The craze for homicidal dead Egyptians caught on, and by 1900 British and American bookshops and theatres were heaving with tales of mummies’ curses. Indeed, when the Titanic went down – a full decade before Carter’s discovery – there was a strong rumour (which exists to this day) that the ship was doomed because it carried a looted mummy in its cargo.
So Lord Carnarvon’s premature death after financing the dig that disturbed Tut’s tomb would have seemed to the 1920s public not random and bizarre, but as predictable as thunder after lightning. Bad things were expected to happen to those who went corpse-bothering in the desert.
But surely the obsession with curses – Egyptian or otherwise – goes far deeper than a literary craze. Since time immemorial the notion of a person or object being cursed is inextricably bound up with the transgression of natural or sacred laws – of a misguided miscreant “selling his soul”, Faust-style, and being forever condemned to face the ghastly consequences.
Throughout history, however, you also see authority figures – and particularly priests – playing on this widespread fear of being cursed to bolster their own authority, or protect their treasures. That’s what the Egyptians were doing with their tomb inscriptions: instilling a sense of terrible doom in anyone who dared to open and plunder their sacred chambers.
That’s quite different, it seems to me, from the curses of voodoo doctors, witches and other sundry weavers of spells and potions. It’s the powerless, not the powerful, who generally resort to these: invoking supernatural forces to harm or kill an enemy who would otherwise be untouchable.
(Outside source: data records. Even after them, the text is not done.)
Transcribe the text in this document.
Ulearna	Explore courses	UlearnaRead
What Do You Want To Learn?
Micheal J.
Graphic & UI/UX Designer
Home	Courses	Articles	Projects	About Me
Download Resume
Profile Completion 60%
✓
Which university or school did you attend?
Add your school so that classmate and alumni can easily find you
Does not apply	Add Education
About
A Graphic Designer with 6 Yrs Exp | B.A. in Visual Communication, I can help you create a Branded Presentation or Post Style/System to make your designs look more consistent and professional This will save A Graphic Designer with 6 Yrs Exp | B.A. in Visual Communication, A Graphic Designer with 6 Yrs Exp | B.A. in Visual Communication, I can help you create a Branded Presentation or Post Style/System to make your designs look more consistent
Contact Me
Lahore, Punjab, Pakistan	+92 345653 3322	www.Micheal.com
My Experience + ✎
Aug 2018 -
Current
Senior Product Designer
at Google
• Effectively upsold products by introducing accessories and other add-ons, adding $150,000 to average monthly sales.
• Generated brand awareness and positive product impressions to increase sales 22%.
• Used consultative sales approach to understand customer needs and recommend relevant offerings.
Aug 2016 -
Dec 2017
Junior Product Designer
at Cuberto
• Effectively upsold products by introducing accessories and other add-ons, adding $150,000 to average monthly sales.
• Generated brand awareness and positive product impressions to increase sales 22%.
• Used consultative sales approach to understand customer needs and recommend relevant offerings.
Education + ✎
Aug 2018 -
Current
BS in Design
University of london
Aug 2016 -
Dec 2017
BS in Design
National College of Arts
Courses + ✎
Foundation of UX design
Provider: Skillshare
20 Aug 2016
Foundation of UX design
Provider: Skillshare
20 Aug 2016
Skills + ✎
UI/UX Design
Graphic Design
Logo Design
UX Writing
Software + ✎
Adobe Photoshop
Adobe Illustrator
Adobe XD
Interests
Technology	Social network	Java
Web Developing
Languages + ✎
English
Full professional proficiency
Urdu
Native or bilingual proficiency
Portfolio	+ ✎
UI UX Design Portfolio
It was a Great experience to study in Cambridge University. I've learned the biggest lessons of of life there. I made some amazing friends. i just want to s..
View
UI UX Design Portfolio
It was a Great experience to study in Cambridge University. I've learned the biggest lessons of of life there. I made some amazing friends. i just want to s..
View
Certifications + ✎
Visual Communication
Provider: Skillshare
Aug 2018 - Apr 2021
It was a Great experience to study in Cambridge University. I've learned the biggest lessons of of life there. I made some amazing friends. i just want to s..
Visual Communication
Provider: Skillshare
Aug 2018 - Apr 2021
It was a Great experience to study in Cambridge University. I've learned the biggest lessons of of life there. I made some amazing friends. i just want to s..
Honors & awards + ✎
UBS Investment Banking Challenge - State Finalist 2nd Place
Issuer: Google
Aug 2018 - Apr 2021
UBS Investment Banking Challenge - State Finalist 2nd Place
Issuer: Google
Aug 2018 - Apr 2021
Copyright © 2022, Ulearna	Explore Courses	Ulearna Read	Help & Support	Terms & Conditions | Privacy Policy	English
When you analyse trendy modern curses – the celebrated “curse of Hello!”, for instance, which seems to bring misfortune crashing down on the heads of anyone unwise enough to have their lovely homes photographed in that illustrious organ – you can see a mishmash of both traditions. We feel these celebs have indeed transgressed some natural law of divine justice – the one which states that you need at least a small semblance of talent to become rich and famous. That, in itself, might incur the curse of a outraged deity. But pure jealousy also makes us secretly wish them ill. So we add our own curse to the foaming cauldron.
Can curses actually do harm? Yes, of course. Feeling yourself pursued and persecuted by some malevolent spirit isn’t something that happens only to Thomas Hardy heroines. You see terrible evidence of such delusions in psychiatric wards all over the world. Yet even seemingly rational people cling to these weird superstitions. Not long ago the citizens of New Orleans employed a voodoo practitioner to curse drug dealers in their neighbourhood. They then solemnly claimed that crime was down 80 per cent. After 50,000 years, it seems, mankind still can’t escape the curse of making curses.